Indeed, this is big politics for Fox. He knows that outside the EU, Britain must choose whom to align itself with – the US or Europe. Fox’s preference is clearly the former, because that would push us down the path of lighter regulation, lower standards, and “the market knows best”. That’s why failure to secure an EU trade deal while agreeing a US deal has enormous implications for our society.  

Finally, we know that this is only the first of ten trade working groups with 15 countries which will meet in coming weeks and months. Others involve Saudi Arabia and Turkey, hardly human rights bastions, where we have a big arms market. It also includes countries such as India, where Britain is desperate to increase intellectual property rules to help big pharmaceutical corporations clamp down on generic medicine provision. 
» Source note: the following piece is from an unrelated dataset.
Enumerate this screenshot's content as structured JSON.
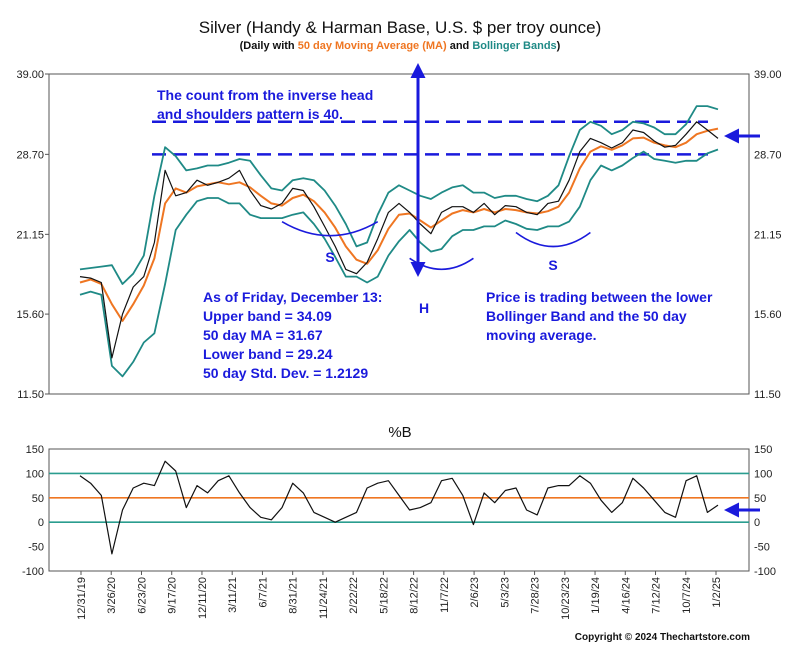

The long and the short of it is that none of this should be discussed behind closed doors. This is not a game of poker involving tariff levels. Huge issues of public policy are at stake. Yet even the most basic information about these meetings is apparently so sensitive that it is exempt from Freedom of Information laws. And don’t accept the assurance of Fox, who has form in this area. He promised a parliamentary debate on the Canada-EU trade deal last year. The debate never came. Fox simply signed the deal off on behalf of this country with no scrutiny or discussion. MPs should refuse to accept his assurances a second time. 

Anyone who suspects this is a Remoaner making up scare stories about Brexit should remember the process is the exact same one that will be used to agree our trade deal with the EU when we leave. That means our MEPs will have more power over that deal than our MPs. As will the MEPs of all other EU member states, and their national parliamentarians. In fact, the parliamentarians of the Belgian region of Wallonia will have more power than British MPs. Taking back control it ain’t.

But don’t despair. We have 18 months in which the government is not allowed to sign off any trade deals. We have a Trade Bill which will be introduced to parliament in the autumn. And we have a hung parliament. And a cross-party motion has already been tabled calling for scrutiny of trade deals like this. There is every chance we can overturn this archaic method of negotiating trade deals. But the clock is ticking.